Towards Morse theory of dispersion relations
Mathematical Physics Seminar
8th October 2021, 1:45 pm – 3:30 pm
Fry Building, 2.04
The question of optimizing an eigenvalue of a family of self-adjoint operators that depends on a set of parameters arises in diverse areas of mathematical physics. Among the particular motivations for this talk are the Floquet-Bloch decomposition of a periodic Schroedinger operator, nodal count statistics of eigenfunctions of quantum graphs, and the minimal spectral partitions of domains and graphs.
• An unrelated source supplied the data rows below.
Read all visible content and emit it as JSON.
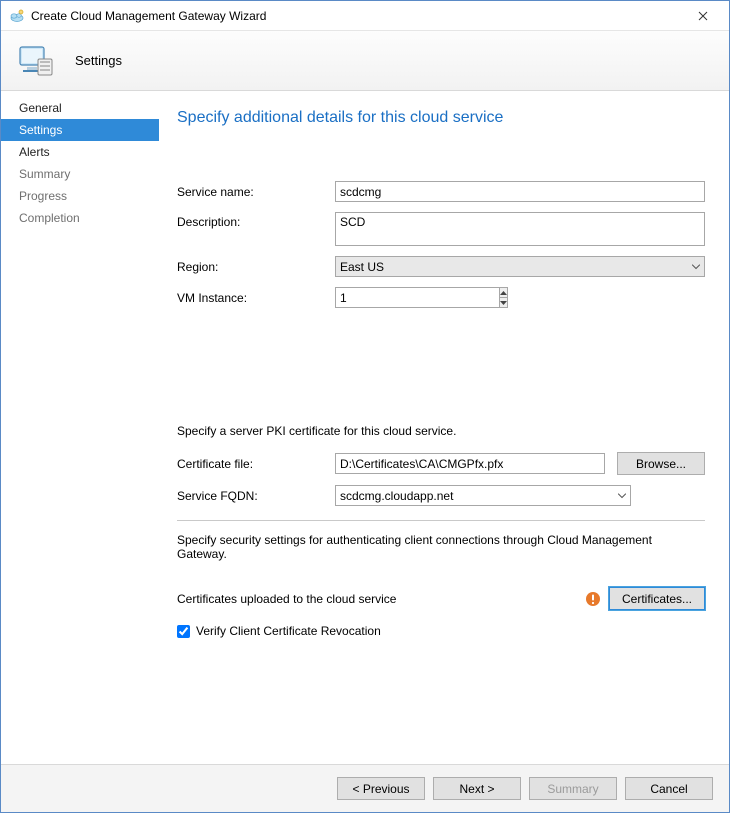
{
  "window": {
    "title": "Create Cloud Management Gateway Wizard"
  },
  "header": {
    "label": "Settings"
  },
  "sidebar": {
    "items": [
      {
        "label": "General",
        "state": "done"
      },
      {
        "label": "Settings",
        "state": "active"
      },
      {
        "label": "Alerts",
        "state": "done"
      },
      {
        "label": "Summary",
        "state": "pending"
      },
      {
        "label": "Progress",
        "state": "pending"
      },
      {
        "label": "Completion",
        "state": "pending"
      }
    ]
  },
  "page": {
    "title": "Specify additional details for this cloud service",
    "labels": {
      "service_name": "Service name:",
      "description": "Description:",
      "region": "Region:",
      "vm_instance": "VM Instance:",
      "pki_text": "Specify a server PKI certificate for this cloud service.",
      "certificate_file": "Certificate file:",
      "service_fqdn": "Service FQDN:",
      "security_text": "Specify security settings for authenticating client connections through Cloud Management Gateway.",
      "certs_uploaded": "Certificates uploaded to the cloud service",
      "verify_crl": "Verify Client Certificate Revocation"
    },
    "values": {
      "service_name": "scdcmg",
      "description": "SCD",
      "region": "East US",
      "vm_instance": "1",
      "certificate_file": "D:\\Certificates\\CA\\CMGPfx.pfx",
      "service_fqdn": "scdcmg.cloudapp.net",
      "verify_crl_checked": true
    },
    "buttons": {
      "browse": "Browse...",
      "certificates": "Certificates..."
    }
  },
  "footer": {
    "previous": "< Previous",
    "next": "Next >",
    "summary": "Summary",
    "cancel": "Cancel"
  }
}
In each of these problems one seeks to identify and/or count the critical points of the eigenvalue with a given label (say, the third lowest) over the
parameter space which is often known and simple, such as a torus.
Classical Morse theory is a set of tools connecting the number of critical points of a smooth function on a manifold to the topological invariants of this manifold. However, the eigenvalues are not smooth due to presence of eigenvalue multiplicities or "diabolical points". We rectify this problem for eigenvalues of generic families of
finite-dimensional operators. The correct "Morse indices" of the problematic diabolical points turn out to be universal: they depend only on the total multiplicity at the diabolical point and on the relative position of the eigenvalue of interest in the eigenvalue group.
Based on a joint work with I.Zelenko.